Mit der richtigen Lüftungstechnik bleibt mehr Wärme im Haus, und nachts muss die Heizung nicht laufen. Denn wer seine Räume über die empfohlene Temperatur hinaus heizt, muss mit sechs Prozent mehr Energieverbrauch rechnen. Pro einem Grad mehr, wohlgemerkt.
Weitere Tipps zum sparsamen Heizen haben wir hier für Sie zusammengestellt.
Diese Raumtemperaturen sollten Sie nicht überschreiten:
| Schlafzimmer*: | 16 - 17°C |
|---|---|
| Wohnzimmer: | 20° |
| Küche: | 18° |
| Bad: | 22° |
| Kinderzimmer: | 20° |
| Treppenhaus: | 10° |
* bei älteren Menschen bis zu 20°C
Tipps zum sparsamen Heizen
• Richtiges Lüften:
Mehrmals täglich ungefähr fünf Minuten stoßlüften, also die Fenster richtig weit öffnen. So geht der Luftaustausch viel schneller als bei angekippten Fenstern. Dabei die Thermostatventile schließen, sonst läuft die Heizung auf Hochtouren.
• Fenster und Türen dicht halten:
Sämtliche Fugen an Fenstern und Türen kontrollieren. Zieht es, Dichtgummi erneuern oder Mauerrisse mit Acryldichtmasse oder Silikon verschließen.
• Regelmäßig die Heizkörper entlüften,
sonst wird nur ein Teil der Oberfläche warm.
• Große Heizkörper
kommen im Gegensatz zu kleineren mit niedrigeren Vorlauftemperaturen aus und sparen somit Energie.
• Thermostatventile nicht verdecken: Sie messen sonst falsch und funktionieren nicht.

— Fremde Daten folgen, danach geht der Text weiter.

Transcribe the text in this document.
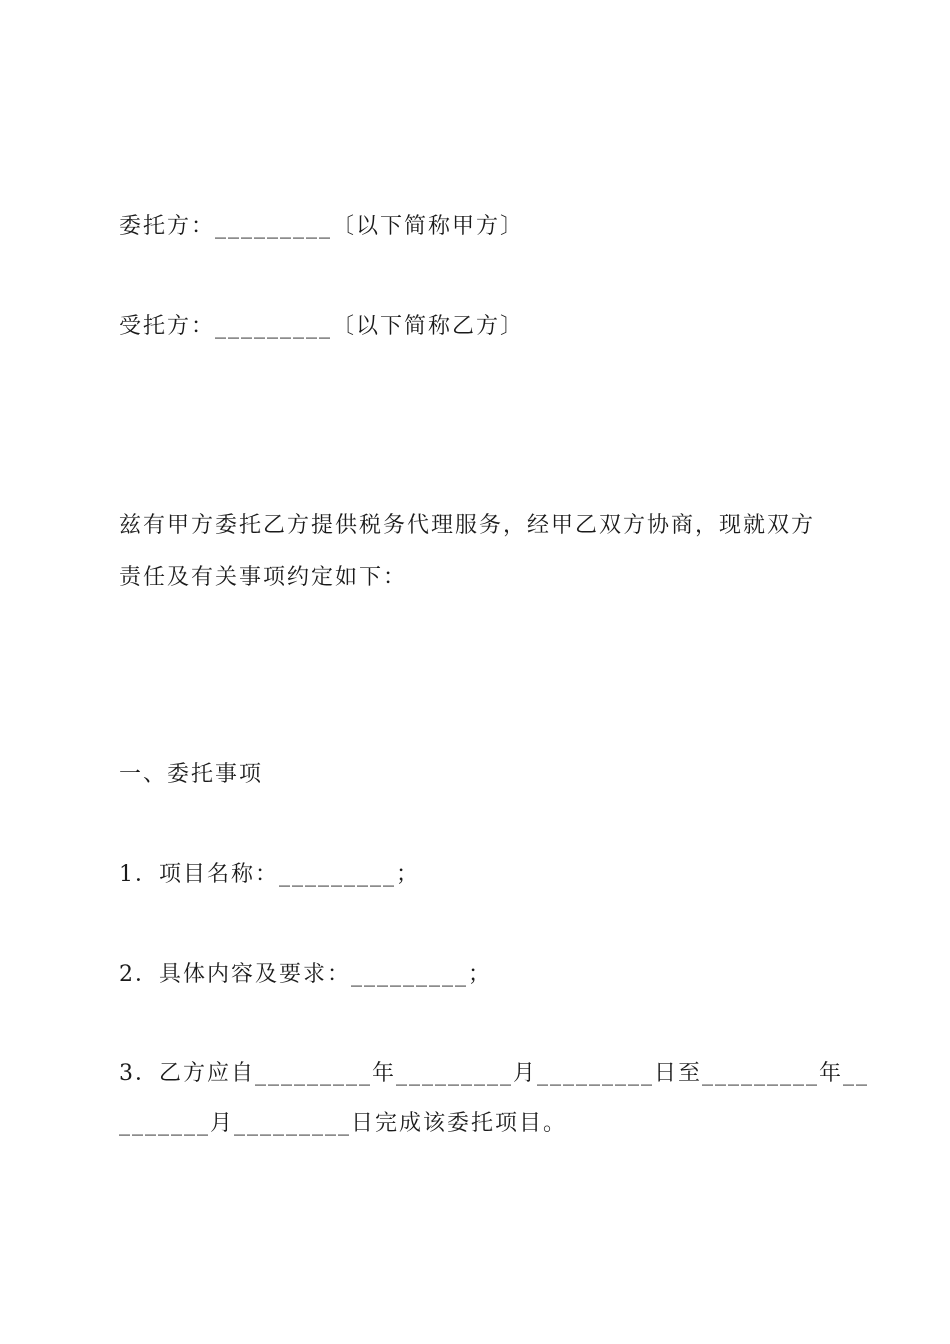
委托方：_________〔以下简称甲方〕
受托方：_________〔以下简称乙方〕
兹有甲方委托乙方提供税务代理服务，经甲乙双方协商，现就双方
责任及有关事项约定如下：
一、委托事项
1．项目名称：_________；
2．具体内容及要求：_________；
3．乙方应自_________年_________月_________日至_________年__
_______月_________日完成该委托项目。
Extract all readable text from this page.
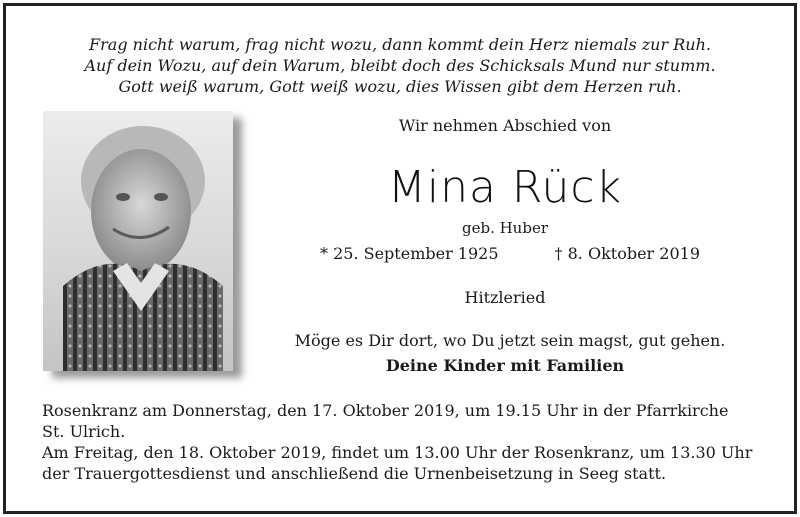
Frag nicht warum, frag nicht wozu, dann kommt dein Herz niemals zur Ruh.
Auf dein Wozu, auf dein Warum, bleibt doch des Schicksals Mund nur stumm.
Gott weiß warum, Gott weiß wozu, dies Wissen gibt dem Herzen ruh.
Wir nehmen Abschied von
Mina Rück
geb. Huber
* 25. September 1925	† 8. Oktober 2019
Hitzleried
Möge es Dir dort, wo Du jetzt sein magst, gut gehen.
Deine Kinder mit Familien

Rosenkranz am Donnerstag, den 17. Oktober 2019, um 19.15 Uhr in der Pfarrkirche

St. Ulrich.

Am Freitag, den 18. Oktober 2019, findet um 13.00 Uhr der Rosenkranz, um 13.30 Uhr

der Trauergottesdienst und anschließend die Urnenbeisetzung in Seeg statt.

• Abends zeitig alle Vorhänge, Jalousien und Rollläden schließen,
das mindert den Wärmeverlust durch die Fenster und spart vier Prozent Energie ein.
• Heizkörper frei halten:
Werden die Heizkörper durch Möbel verdeckt oder als Wäschetrockner genutzt, verlieren Sie bis zu 20 Prozent an Energie.
• Heizungsrohre so gut es geht dämmen,
vor allem in kühlen Räumen oder Gängen. Durchschnittlich verlieren sie 45 Watt pro Meter und Stunde. Im Sommer schützt das auch vor unkontrollierbarer Überhitzung.
• Nachtabsenkung:
Nachts sollte die Heizung automatisch die Temperatur um drei bis fünf Grad senken. Mit einer Zeitschaltuhr ist das kein Problem.
• Tagabsenkung:
Sind Sie tagsüber auf Arbeit, braucht Ihre Wohnung auch nicht wohlig warm zu sein. Eine abgesenkte Temperatur sorgt für Energieersparnis von drei bis vier Prozent.
• Wohnräume aber nie ganz auskühlen lassen.
Das vollständige Aufheizen braucht mehr Energie als wenn eine gewisse "Grundwärme" schon vorhanden ist.